CVE-2025-49555

Name of the Vulnerable Software and Affected Versions: Adobe Commerce versions 2.4.9-alpha1 through 2.4.4-p14

Description: Adobe Commerce is affected by a Cross-Site Request Forgery (CSRF) vulnerability that could result in privilege escalation. An attacker with elevated privileges could trick a victim into performing unintended actions on a web application where the victim is authenticated, potentially allowing unauthorized access or modification of sensitive data. Exploitation of this issue requires user interaction, such as visiting a malicious website or clicking on a crafted link.

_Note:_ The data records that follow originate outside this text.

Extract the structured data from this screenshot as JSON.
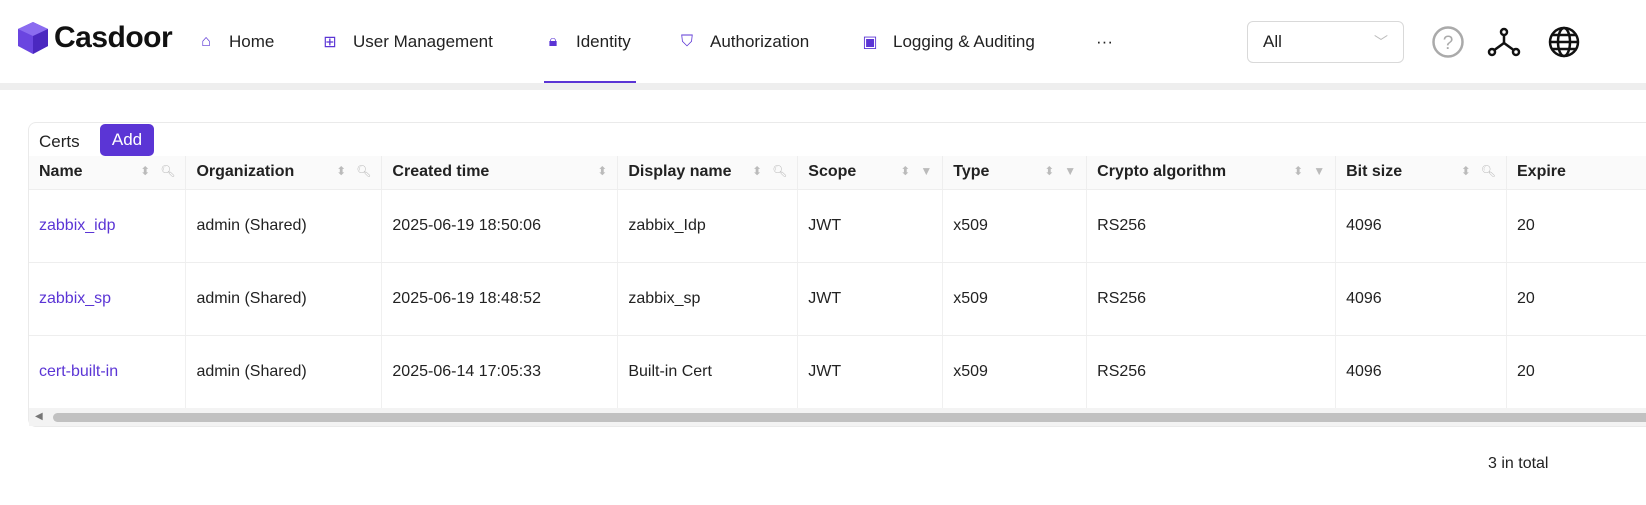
{
  "brand": {
    "name": "Casdoor",
    "accent": "#5b35d5"
  },
  "nav": [
    {
      "label": "Home",
      "icon": "home-icon"
    },
    {
      "label": "User Management",
      "icon": "grid-icon"
    },
    {
      "label": "Identity",
      "icon": "lock-icon",
      "active": true
    },
    {
      "label": "Authorization",
      "icon": "shield-check-icon"
    },
    {
      "label": "Logging & Auditing",
      "icon": "wallet-icon"
    },
    {
      "label": "···"
    }
  ],
  "org_select": {
    "value": "All"
  },
  "card": {
    "title": "Certs",
    "add_label": "Add"
  },
  "table": {
    "columns": [
      "Name",
      "Organization",
      "Created time",
      "Display name",
      "Scope",
      "Type",
      "Crypto algorithm",
      "Bit size",
      "Expire"
    ],
    "rows": [
      [
        "zabbix_idp",
        "admin (Shared)",
        "2025-06-19 18:50:06",
        "zabbix_Idp",
        "JWT",
        "x509",
        "RS256",
        "4096",
        "20"
      ],
      [
        "zabbix_sp",
        "admin (Shared)",
        "2025-06-19 18:48:52",
        "zabbix_sp",
        "JWT",
        "x509",
        "RS256",
        "4096",
        "20"
      ],
      [
        "cert-built-in",
        "admin (Shared)",
        "2025-06-14 17:05:33",
        "Built-in Cert",
        "JWT",
        "x509",
        "RS256",
        "4096",
        "20"
      ]
    ]
  },
  "pagination": {
    "total_text": "3 in total"
  }
}
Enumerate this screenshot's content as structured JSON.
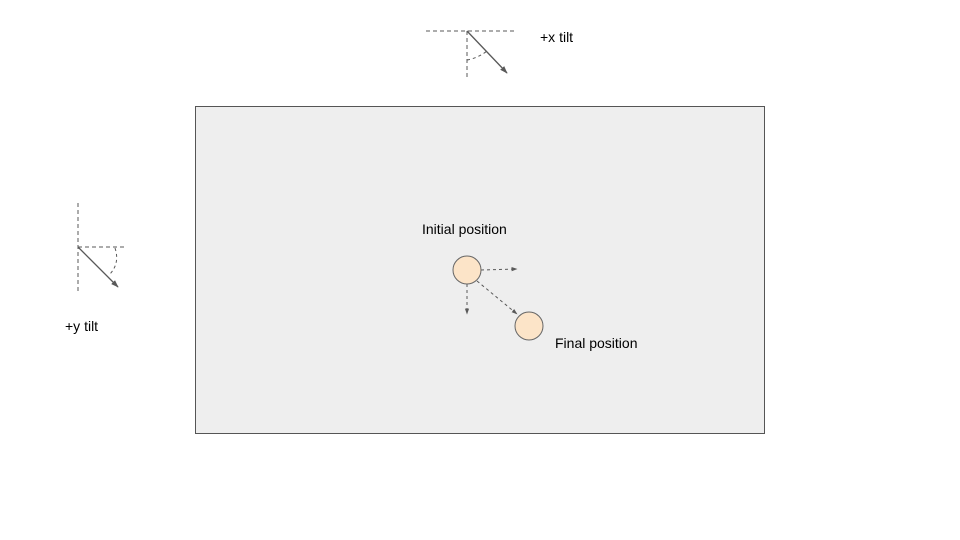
{
  "labels": {
    "x_tilt": "+x tilt",
    "y_tilt": "+y tilt",
    "initial_position": "Initial position",
    "final_position": "Final position"
  },
  "colors": {
    "board_fill": "#eeeeee",
    "board_stroke": "#555555",
    "ball_fill": "#fce4c8",
    "ball_stroke": "#666666",
    "line": "#595959"
  }
}
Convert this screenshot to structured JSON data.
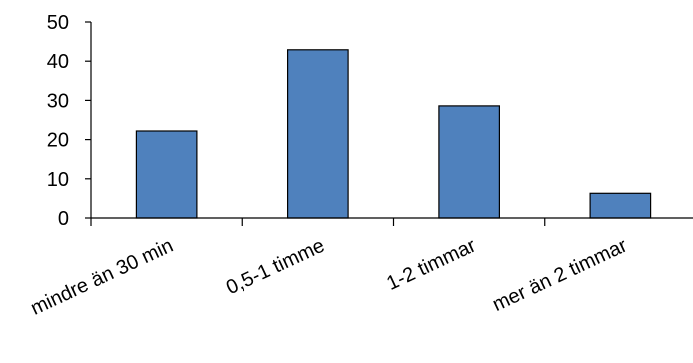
{
  "chart_data": {
    "type": "bar",
    "categories": [
      "mindre än 30 min",
      "0,5-1 timme",
      "1-2 timmar",
      "mer än 2 timmar"
    ],
    "values": [
      22.2,
      42.9,
      28.6,
      6.3
    ],
    "ylim": [
      0,
      50
    ],
    "yticks": [
      0,
      10,
      20,
      30,
      40,
      50
    ],
    "grid": false,
    "legend": "none",
    "title": "",
    "xlabel": "",
    "ylabel": "",
    "bar_color": "#4f81bd",
    "bar_edge_color": "#000000"
  }
}
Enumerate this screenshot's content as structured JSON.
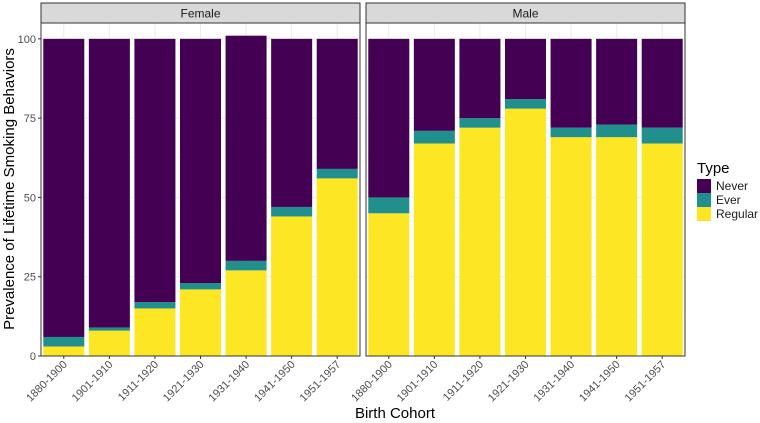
{
  "chart_data": {
    "type": "bar",
    "stacked": true,
    "facets": [
      "Female",
      "Male"
    ],
    "categories": [
      "1880-1900",
      "1901-1910",
      "1911-1920",
      "1921-1930",
      "1931-1940",
      "1941-1950",
      "1951-1957"
    ],
    "series": [
      {
        "name": "Regular",
        "color": "#fde725",
        "values": {
          "Female": [
            3,
            8,
            15,
            21,
            27,
            44,
            56
          ],
          "Male": [
            45,
            67,
            72,
            78,
            69,
            69,
            67
          ]
        }
      },
      {
        "name": "Ever",
        "color": "#21908c",
        "values": {
          "Female": [
            3,
            1,
            2,
            2,
            3,
            3,
            3
          ],
          "Male": [
            5,
            4,
            3,
            3,
            3,
            4,
            5
          ]
        }
      },
      {
        "name": "Never",
        "color": "#440154",
        "values": {
          "Female": [
            94,
            91,
            83,
            77,
            71,
            53,
            41
          ],
          "Male": [
            50,
            29,
            25,
            19,
            28,
            27,
            28
          ]
        }
      }
    ],
    "xlabel": "Birth Cohort",
    "ylabel": "Prevalence of Lifetime Smoking Behaviors",
    "ylim": [
      0,
      105
    ],
    "yticks": [
      0,
      25,
      50,
      75,
      100
    ],
    "legend": {
      "title": "Type",
      "entries": [
        "Never",
        "Ever",
        "Regular"
      ],
      "position": "right"
    }
  }
}
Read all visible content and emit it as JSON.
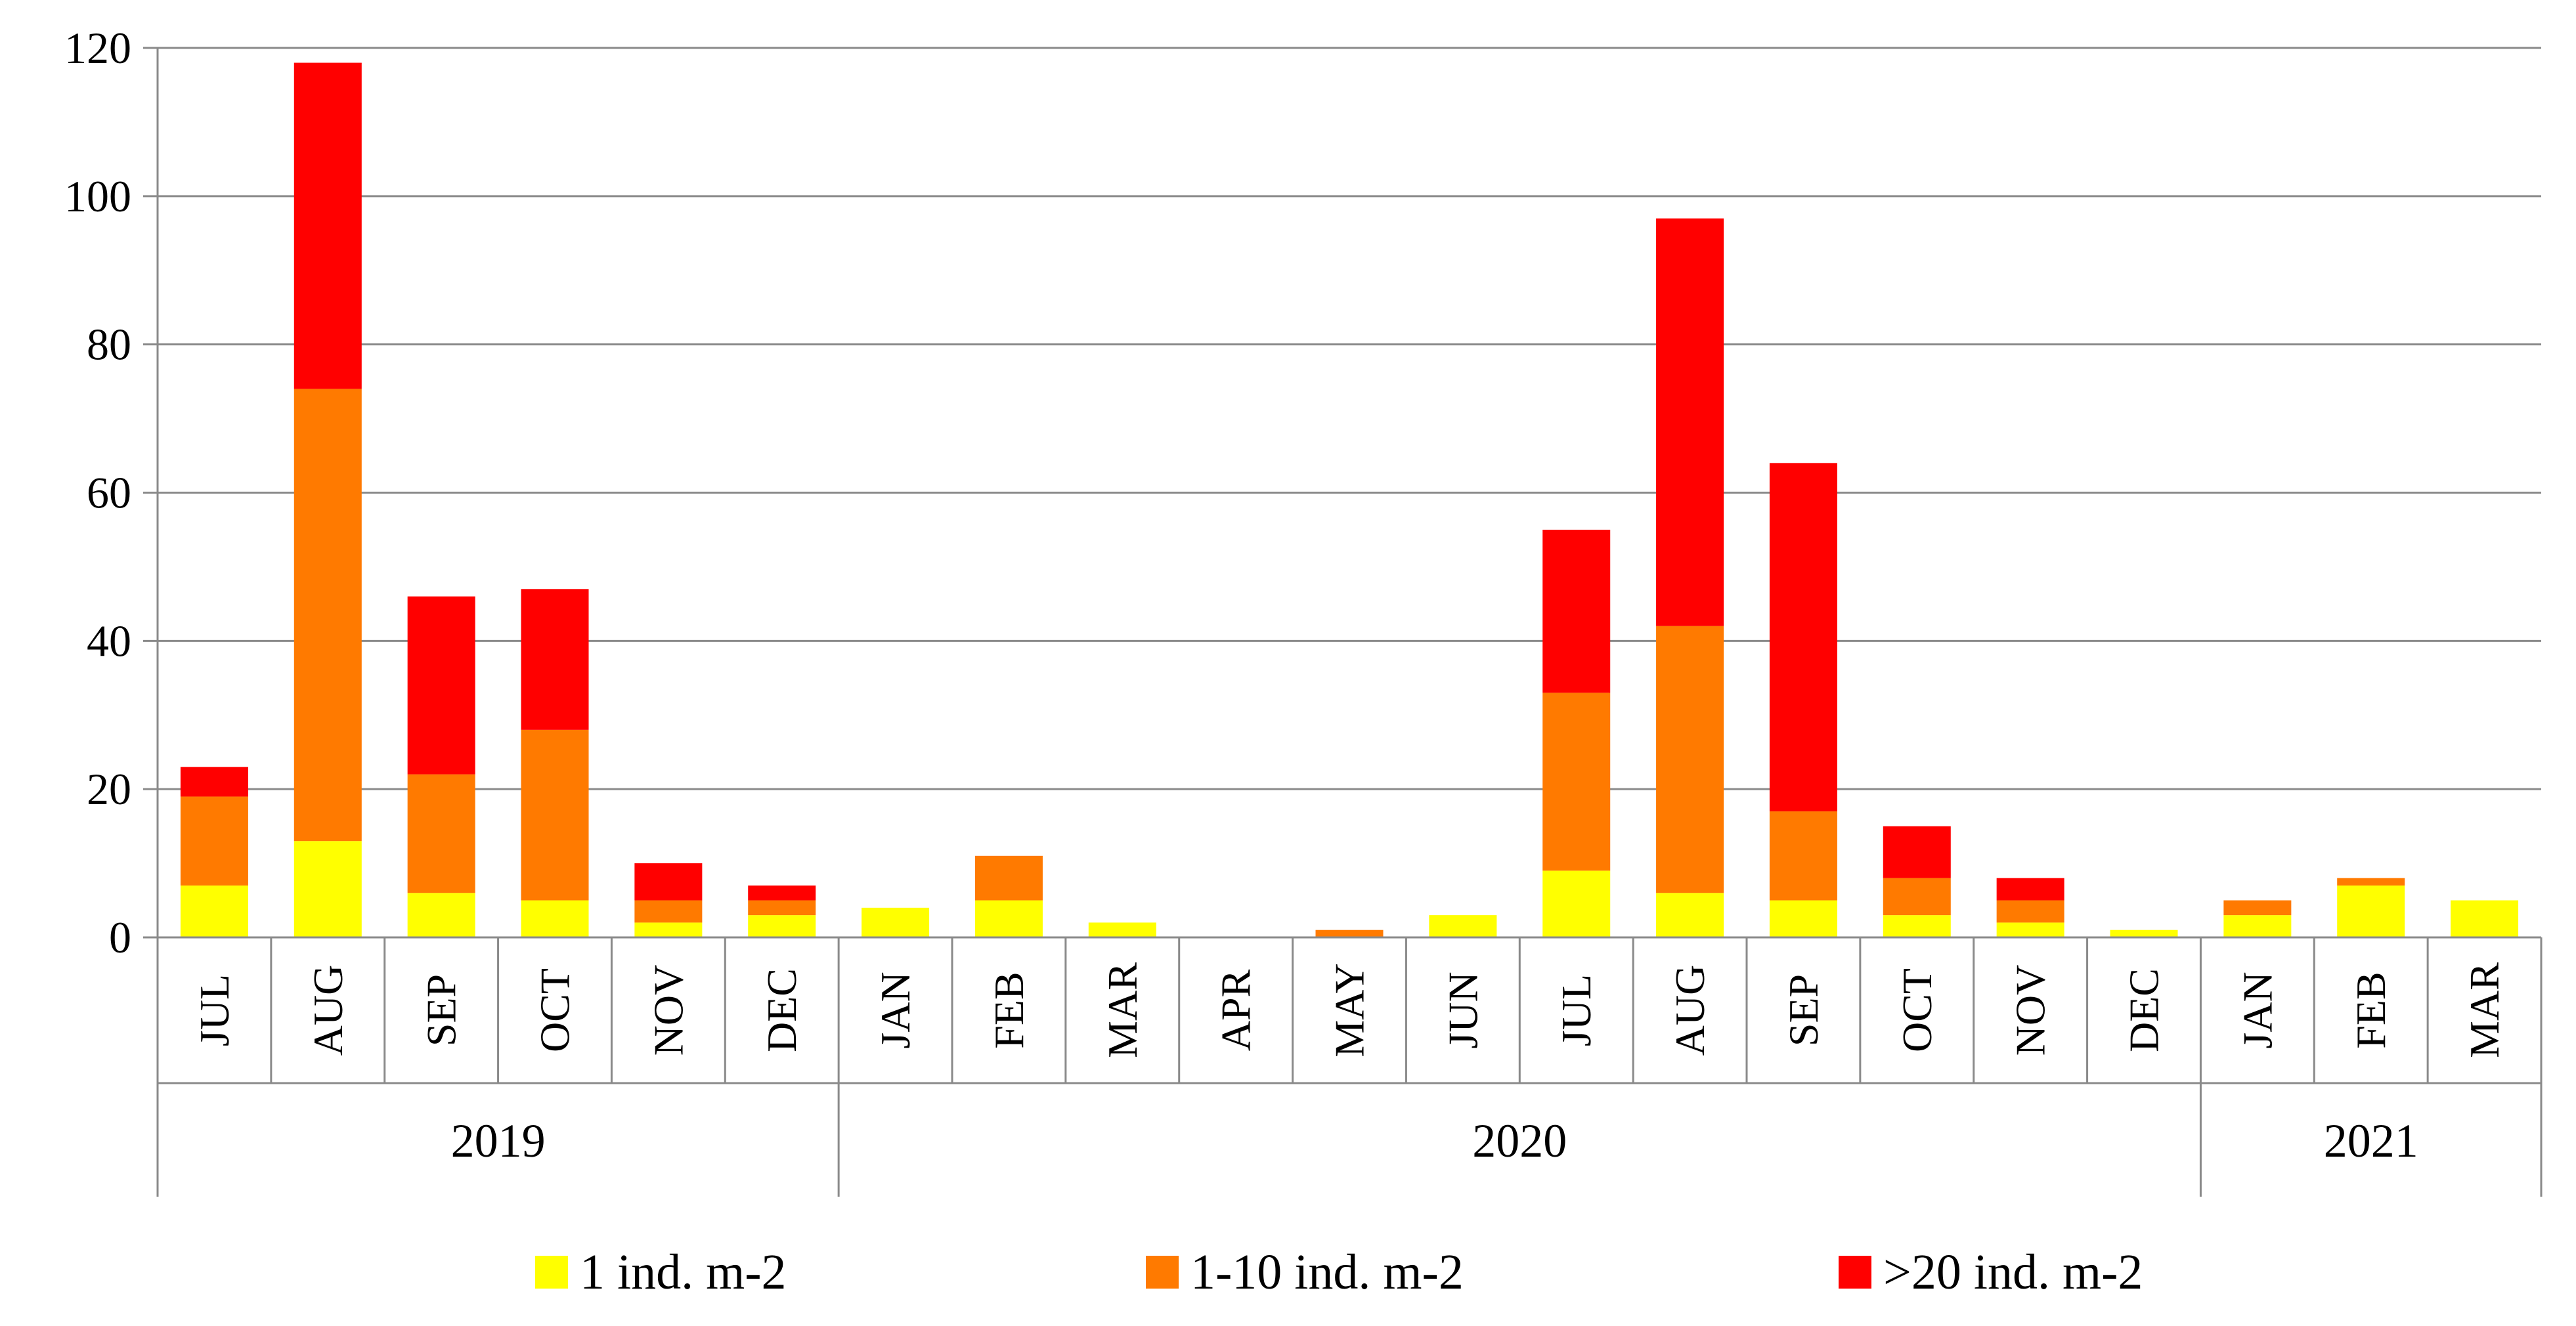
{
  "chart_data": {
    "type": "bar",
    "stacked": true,
    "months": [
      "JUL",
      "AUG",
      "SEP",
      "OCT",
      "NOV",
      "DEC",
      "JAN",
      "FEB",
      "MAR",
      "APR",
      "MAY",
      "JUN",
      "JUL",
      "AUG",
      "SEP",
      "OCT",
      "NOV",
      "DEC",
      "JAN",
      "FEB",
      "MAR"
    ],
    "years": [
      {
        "label": "2019",
        "months": 6
      },
      {
        "label": "2020",
        "months": 12
      },
      {
        "label": "2021",
        "months": 3
      }
    ],
    "series": [
      {
        "name": "1 ind. m-2",
        "color": "#ffff00",
        "values": [
          7,
          13,
          6,
          5,
          2,
          3,
          4,
          5,
          2,
          0,
          0,
          3,
          9,
          6,
          5,
          3,
          2,
          1,
          3,
          7,
          5
        ]
      },
      {
        "name": "1-10 ind. m-2",
        "color": "#ff7a00",
        "values": [
          12,
          61,
          16,
          23,
          3,
          2,
          0,
          6,
          0,
          0,
          1,
          0,
          24,
          36,
          12,
          5,
          3,
          0,
          2,
          1,
          0
        ]
      },
      {
        "name": ">20 ind. m-2",
        "color": "#ff0000",
        "values": [
          4,
          44,
          24,
          19,
          5,
          2,
          0,
          0,
          0,
          0,
          0,
          0,
          22,
          55,
          47,
          7,
          3,
          0,
          0,
          0,
          0
        ]
      }
    ],
    "ylim": [
      0,
      120
    ],
    "yticks": [
      "0",
      "20",
      "40",
      "60",
      "80",
      "100",
      "120"
    ],
    "grid": true,
    "legend_position": "bottom"
  }
}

Recommendations: Adobe Commerce version 2.4.9-alpha1: At the moment, there is no information about a newer version that contains a fix for this vulnerability. Adobe Commerce version 2.4.8-p1: At the moment, there is no information about a newer version that contains a fix for this vulnerability. Adobe Commerce version 2.4.7-p6: At the moment, there is no information about a newer version that contains a fix for this vulnerability. Adobe Commerce version 2.4.6-p11: At the moment, there is no information about a newer version that contains a fix for this vulnerability. Adobe Commerce version 2.4.5-p13: At the moment, there is no information about a newer version that contains a fix for this vulnerability. Adobe Commerce version 2.4.4-p14: At the moment, there is no information about a newer version that contains a fix for this vulnerability. Adobe Commerce versions prior to 2.4.4-p14: At the moment, there is no information about a newer version that contains a fix for this vulnerability.